Le coiffeur, la technique et les coulisses d’une transformation remarquée

Pour franchir ce cap, Adriana Karembeu s’est entourée du coiffeur Théo Bartolomé. Ce dernier a confié, dans un message relayé par Purepeople, que cette expérience resterait à jamais gravée dans sa mémoire, qu’on aime ou non le résultat. Une formule qui dit beaucoup sur l’intensité du moment.

Du côté technique, les experts interrogés par le Journal des Femmes décrivent un pixie qui repose sur trois éléments clés :

  • Un sommet texturisé pour donner du volume et du mouvement
  • Des côtés très nets, avec tempes et nuque rasées
  • Une couleur choisie pour capter la lumière
  • Une coupe pensée pour mettre en valeur les traits du visage

Ce type de coupe exige une précision technique réelle. Loin d’être un choix par défaut, le pixie d’Adriana est le fruit d’un travail soigné, pensé pour correspondre à sa personnalité du moment.

Un nouveau départ sentimental qui accompagne la métamorphose

La coupe courte ne raconte pas seulement une histoire de ciseaux. Elle coïncide avec un tournant personnel majeur : la vie aux côtés de Marc Lavoine. Le Journal des Femmes rappelle que le premier carré d’Adriana Karembeu est apparu en même temps que ce nouveau départ sentimental.

Sur France Inter, elle raconte avoir croisé le chanteur il y a près de 27 ans sur un plateau télé. En le voyant, elle s’est dit : « Ce mec est pour moi. » Elle n’imaginait alors rien de concret, mais elle glisse aujourd’hui, amusée, qu’elle est « très patiente ». Cette anecdote dit beaucoup sur sa façon d’envisager les choses : avec calme, sans forcer.

Dans ce contexte, la transformation physique prend une autre dimension. Elle n’est pas séparable du chemin intérieur parcouru. La légèreté qu’elle revendique dans sa coupe rejoint la paix qu’elle décrit dans sa vie.

Un livre et une image de soi reconstruite loin des podiums

En parallèle de cette métamorphose visible, Adriana Karembeu publie chez Leduc un livre intitulé Je t’aime parce que je t’aime et voilà tout. Elle y raconte un amour apaisant, sans jamais nommer l’homme qui partage sa vie. L’accent est mis sur la paix intérieure, bien plus que sur les apparences.
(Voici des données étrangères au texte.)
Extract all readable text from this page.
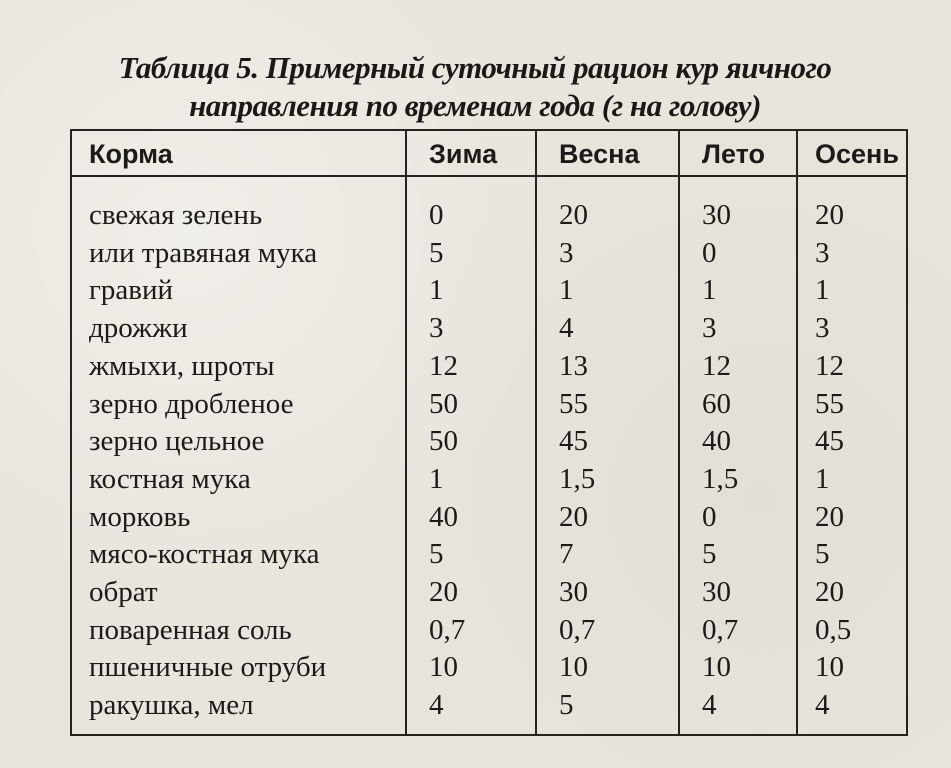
Таблица 5. Примерный суточный рацион кур яичного
направления по временам года (г на голову)
Корма	Зима Весна Лето Осень
свежая зелень	0	20	30	20
или травяная мука	5	3	0	3
гравий	1	1	1	1
дрожжи	3	4	3	3
жмыхи, шроты	12	13	12	12
зерно дробленое	50	55	60	55
зерно цельное	50	45	40	45
костная мука	1	1,5	1,5	1
морковь	40	20	0	20
мясо-костная мука	5	7	5	5
обрат	20	30	30	20
поваренная соль	0,7	0,7	0,7	0,5
пшеничные отруби	10	10	10	10
ракушка, мел	4	5	4	4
Ce choix éditorial fait écho à sa nouvelle coupe. Pendant des années, elle a incarné ce qu’elle décrit elle-même comme une « grande Barbie » : grande blonde, forte poitrine, image calibrée pour les podiums. Aujourd’hui, elle tourne la page de cette représentation. Ses cheveux courts après 50 ans deviennent, selon ses propres mots, un reflet très visible de cette liberté retrouvée.

Face aux polémiques sur son âge ou sa féminité, Adriana Karembeu semble surtout soulagée. Sur France Inter, elle lance, tout sourire : « Mais je kiffe beaucoup ! » Une phrase courte, mais qui résume bien l’état d’esprit d’une femme qui a choisi de se raconter autrement, à 54 ans, sans chercher à convaincre qui que ce soit.